A guilty pleasure moment for me during the episode was when franken-Kyle bludgeons his mom to death. The sounds, the blood spatter, and then the image we get when Zoe discovers her body was just perfectly gorey. Viewers beware!
Aside from specifics instances that push the button, I was most surprised by this episode's seemingly rapid killing off of characters. Then again, in a world of witchcraft we never know who's gone for good. Still, Fiona - who walks such a fine line between pure, unfeeling evil and tragic emotion and defeat - has shown us more of her true colors: red and black. I love the color motif this anthology always plays upon, and in this episode it was really beautifully played out by Fiona in red and Madison in white. Like I said in last week's entry, this show pays a lot of attention to art form, imagery, and style. I think this episode's crowning moment was the imagined fertility ritual, filled with dancing, African-Carribean music, and images of fire, animals, and blood.

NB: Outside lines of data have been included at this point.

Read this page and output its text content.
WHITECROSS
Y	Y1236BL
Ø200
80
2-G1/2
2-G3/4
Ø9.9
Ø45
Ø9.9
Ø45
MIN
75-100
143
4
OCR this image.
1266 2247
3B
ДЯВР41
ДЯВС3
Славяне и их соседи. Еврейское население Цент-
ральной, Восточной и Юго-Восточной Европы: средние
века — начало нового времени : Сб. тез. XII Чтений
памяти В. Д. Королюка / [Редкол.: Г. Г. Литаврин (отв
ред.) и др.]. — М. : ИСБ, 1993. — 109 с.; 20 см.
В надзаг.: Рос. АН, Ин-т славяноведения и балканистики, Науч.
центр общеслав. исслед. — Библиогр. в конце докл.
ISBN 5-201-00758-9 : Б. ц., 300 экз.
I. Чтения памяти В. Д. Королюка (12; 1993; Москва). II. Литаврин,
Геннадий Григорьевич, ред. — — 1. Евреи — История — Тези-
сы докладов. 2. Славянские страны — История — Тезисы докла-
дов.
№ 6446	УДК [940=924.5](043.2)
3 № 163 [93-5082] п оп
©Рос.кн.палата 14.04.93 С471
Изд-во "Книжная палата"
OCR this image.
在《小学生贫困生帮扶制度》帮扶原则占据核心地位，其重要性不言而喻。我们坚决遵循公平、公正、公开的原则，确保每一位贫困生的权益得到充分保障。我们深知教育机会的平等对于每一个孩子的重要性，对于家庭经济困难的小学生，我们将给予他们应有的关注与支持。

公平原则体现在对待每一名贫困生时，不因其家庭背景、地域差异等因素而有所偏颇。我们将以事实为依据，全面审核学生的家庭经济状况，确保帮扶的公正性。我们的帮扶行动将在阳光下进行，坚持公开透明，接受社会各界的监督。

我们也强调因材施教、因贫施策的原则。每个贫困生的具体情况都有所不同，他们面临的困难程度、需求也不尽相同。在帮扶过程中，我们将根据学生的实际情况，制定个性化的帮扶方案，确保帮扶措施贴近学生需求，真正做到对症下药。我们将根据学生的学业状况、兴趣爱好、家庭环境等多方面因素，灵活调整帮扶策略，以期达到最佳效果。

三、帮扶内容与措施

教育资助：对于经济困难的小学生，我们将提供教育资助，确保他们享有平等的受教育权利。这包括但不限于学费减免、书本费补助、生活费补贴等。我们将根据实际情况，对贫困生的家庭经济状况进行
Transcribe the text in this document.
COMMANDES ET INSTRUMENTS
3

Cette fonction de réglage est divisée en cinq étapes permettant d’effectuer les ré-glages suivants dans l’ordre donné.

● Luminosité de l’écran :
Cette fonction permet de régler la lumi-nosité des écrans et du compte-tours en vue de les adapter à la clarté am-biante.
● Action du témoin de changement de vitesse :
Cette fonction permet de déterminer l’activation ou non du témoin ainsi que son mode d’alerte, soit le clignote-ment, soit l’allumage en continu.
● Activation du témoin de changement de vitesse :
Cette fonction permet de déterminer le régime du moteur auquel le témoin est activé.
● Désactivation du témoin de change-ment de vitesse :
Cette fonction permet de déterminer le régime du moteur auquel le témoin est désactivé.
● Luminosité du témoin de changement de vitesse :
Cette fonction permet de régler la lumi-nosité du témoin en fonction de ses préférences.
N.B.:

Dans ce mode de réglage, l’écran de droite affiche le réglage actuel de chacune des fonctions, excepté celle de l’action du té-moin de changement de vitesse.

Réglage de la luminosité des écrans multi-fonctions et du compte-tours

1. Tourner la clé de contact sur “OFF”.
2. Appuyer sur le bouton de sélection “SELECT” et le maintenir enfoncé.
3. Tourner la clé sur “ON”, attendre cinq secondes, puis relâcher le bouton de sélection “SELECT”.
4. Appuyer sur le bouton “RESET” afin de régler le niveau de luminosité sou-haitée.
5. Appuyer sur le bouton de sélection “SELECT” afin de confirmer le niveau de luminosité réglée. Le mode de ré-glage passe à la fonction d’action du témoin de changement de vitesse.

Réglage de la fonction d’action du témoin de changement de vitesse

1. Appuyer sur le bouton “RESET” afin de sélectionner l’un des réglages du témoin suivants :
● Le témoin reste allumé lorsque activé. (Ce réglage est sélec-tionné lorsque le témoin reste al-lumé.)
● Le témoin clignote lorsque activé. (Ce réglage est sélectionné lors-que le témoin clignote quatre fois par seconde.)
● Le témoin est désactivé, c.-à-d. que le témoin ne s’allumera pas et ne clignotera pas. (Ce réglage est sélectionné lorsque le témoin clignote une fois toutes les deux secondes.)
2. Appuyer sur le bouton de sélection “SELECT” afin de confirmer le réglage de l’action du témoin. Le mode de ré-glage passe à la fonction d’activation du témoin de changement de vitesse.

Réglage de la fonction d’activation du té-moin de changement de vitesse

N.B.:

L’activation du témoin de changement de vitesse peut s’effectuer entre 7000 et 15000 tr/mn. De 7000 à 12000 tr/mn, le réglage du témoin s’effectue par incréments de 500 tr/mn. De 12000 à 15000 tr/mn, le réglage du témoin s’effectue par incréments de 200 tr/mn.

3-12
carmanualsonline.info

Final critique: Deaths and conflict are increasing rather rapidly as we enter the third season's third episode. I like that we hear Fiona's inner dialogue and see it contrasted with her outer actions. The scares still aren't there, at least not in the ways we expect them to be, but there is something very dark about this season. What trouble lies in store with Marie Laveau and her minotaur, or with Joan Ramsey and her Bible? So far it's clear that nobody is getting what they want, be it love (romantic, familial, maternal), power, acceptance, youth, or freedom. If the powerful and magically inclined aren't even powerful enough to get what they want and be happy, what does that say about the rest of us?